Che’nin şiirlerinden biri de Fidel üzerinedir; “Fidel’e Şarkı” başlığını taşır. Fidel’i en iyi tanıyan odur. Ve gerçekten öyle güzel imgelerle yazar ki insan bu güzellik karşısında şaşırır kalır:
Fidel’e Şarkı
Haydi gidelim,
ateşli peygamberi şafağın,
gizli patikalardan ulaşalım
o yeşil timsahı kurtarmaya, aşkla seydiğin.
Haydi gidelim,
isyankâr ve marslı yıldızlarla dolu
cepheyle aşağılanmayı bozguna uğratarak
zafere erişmeye ya da ölümle buluşmaya yemin edelim.

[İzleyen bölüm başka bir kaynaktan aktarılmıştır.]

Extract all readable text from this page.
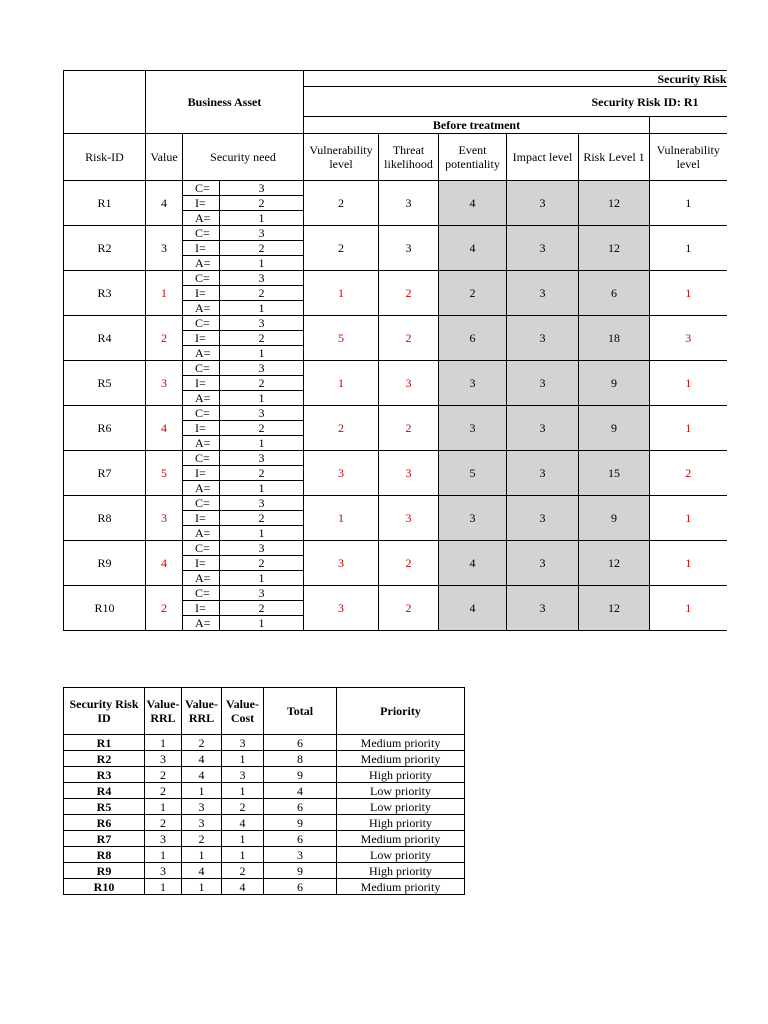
	Business Asset			Security Risk					
				Security Risk ID: R1					
				Before treatment					
Risk-ID	Value	Security need		Vulnerability level	Threat likelihood	Event potentiality	Impact level	Risk Level 1	Vulnerability level
R1	4	C=	3	2	3	4	3	12	1
		I=	2						
		A=	1						
R2	3	C=	3	2	3	4	3	12	1
		I=	2						
		A=	1						
R3	1	C=	3	1	2	2	3	6	1
		I=	2						
		A=	1						
R4	2	C=	3	5	2	6	3	18	3
		I=	2						
		A=	1						
R5	3	C=	3	1	3	3	3	9	1
		I=	2						
		A=	1						
R6	4	C=	3	2	2	3	3	9	1
		I=	2						
		A=	1						
R7	5	C=	3	3	3	5	3	15	2
		I=	2						
		A=	1						
R8	3	C=	3	1	3	3	3	9	1
		I=	2						
		A=	1						
R9	4	C=	3	3	2	4	3	12	1
		I=	2						
		A=	1						
R10	2	C=	3	3	2	4	3	12	1
		I=	2						
		A=	1						
Security Risk ID	Value-RRL	Value-RRL	Value-Cost	Total	Priority
R1	1	2	3	6	Medium priority
R2	3	4	1	8	Medium priority
R3	2	4	3	9	High priority
R4	2	1	1	4	Low priority
R5	1	3	2	6	Low priority
R6	2	3	4	9	High priority
R7	3	2	1	6	Medium priority
R8	1	1	1	3	Low priority
R9	3	4	2	9	High priority
R10	1	1	4	6	Medium priority
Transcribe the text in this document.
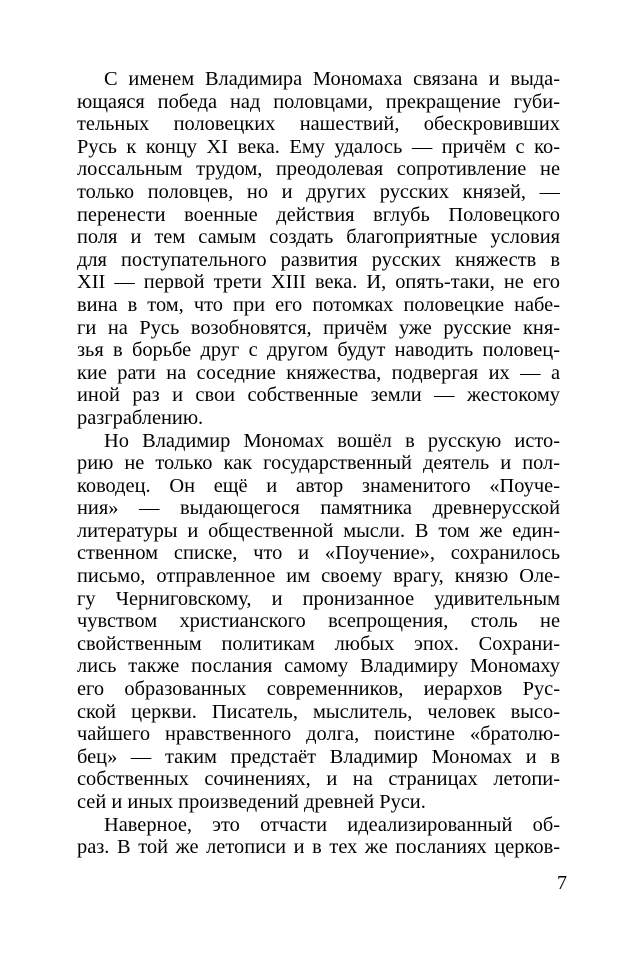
С именем Владимира Мономаха связана и выда-
ющаяся победа над половцами, прекращение губи-
тельных половецких нашествий, обескровивших
Русь к концу XI века. Ему удалось — причём с ко-
лоссальным трудом, преодолевая сопротивление не
только половцев, но и других русских князей, —
перенести военные действия вглубь Половецкого
поля и тем самым создать благоприятные условия
для поступательного развития русских княжеств в
XII — первой трети XIII века. И, опять-таки, не его
вина в том, что при его потомках половецкие набе-
ги на Русь возобновятся, причём уже русские кня-
зья в борьбе друг с другом будут наводить половец-
кие рати на соседние княжества, подвергая их — а
иной раз и свои собственные земли — жестокому
разграблению.
Но Владимир Мономах вошёл в русскую исто-
рию не только как государственный деятель и пол-
ководец. Он ещё и автор знаменитого «Поуче-
ния» — выдающегося памятника древнерусской
литературы и общественной мысли. В том же един-
ственном списке, что и «Поучение», сохранилось
письмо, отправленное им своему врагу, князю Оле-
гу Черниговскому, и пронизанное удивительным
чувством христианского всепрощения, столь не
свойственным политикам любых эпох. Сохрани-
лись также послания самому Владимиру Мономаху
его образованных современников, иерархов Рус-
ской церкви. Писатель, мыслитель, человек высо-
чайшего нравственного долга, поистине «братолю-
бец» — таким предстаёт Владимир Мономах и в
собственных сочинениях, и на страницах летопи-
сей и иных произведений древней Руси.
Наверное, это отчасти идеализированный об-
раз. В той же летописи и в тех же посланиях церков-
7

Duyulduğunda ilk atış sesi ve uyandığında
çalılıklar bakirelere yaraşan bir şaşkınlıkla,
orada, yanı başında, olgun savaşçılar olarak,
bulacaksın bizi.
Saçıldığında sesin dört rüzgâra doğru
adalet, ekmek, özgürlük, tarım reformu,
orada yanı başında, aynı vurgularla,
bulacaksın bizi.
Ve yerini bulduğunda bunca emeğin sonunda
zalime karşı doğruluğun uğraşı,
orada, yanı başında, bekçilik ederken mücadelenin sonuçlarına,
bulacaksın bizi.
Yaralı böğrünü yaladığı gün canavar
milliyetçi bir mızraktır onu orada vuran,
orada, yanı başında, gururlu yüreklerimizle,
bulacaksın bizi.
Sanma ki bozabilirler bütünlüğümüzü
rüşvetle kuşanmış yaldızlı bitler,
tek isteğimiz bir tüfek, mermiler ve bir siper.
Başka hiçbir şey.
Ve şayet engellerse yolumuzu demir,
Amerika tarihine geçen
gerillaların kemiklerini örtmek için
bir mendil isteriz Kübalıların gözyaşlarından.
Başka hiçbir şey.
Çeviren: Adnan Özer - Vilma Kuyumcuyan
Fidel ile Che’nin o destansı yoldaşlığı, birlikteliği bundan daha güzel şiirleştirilemezdi.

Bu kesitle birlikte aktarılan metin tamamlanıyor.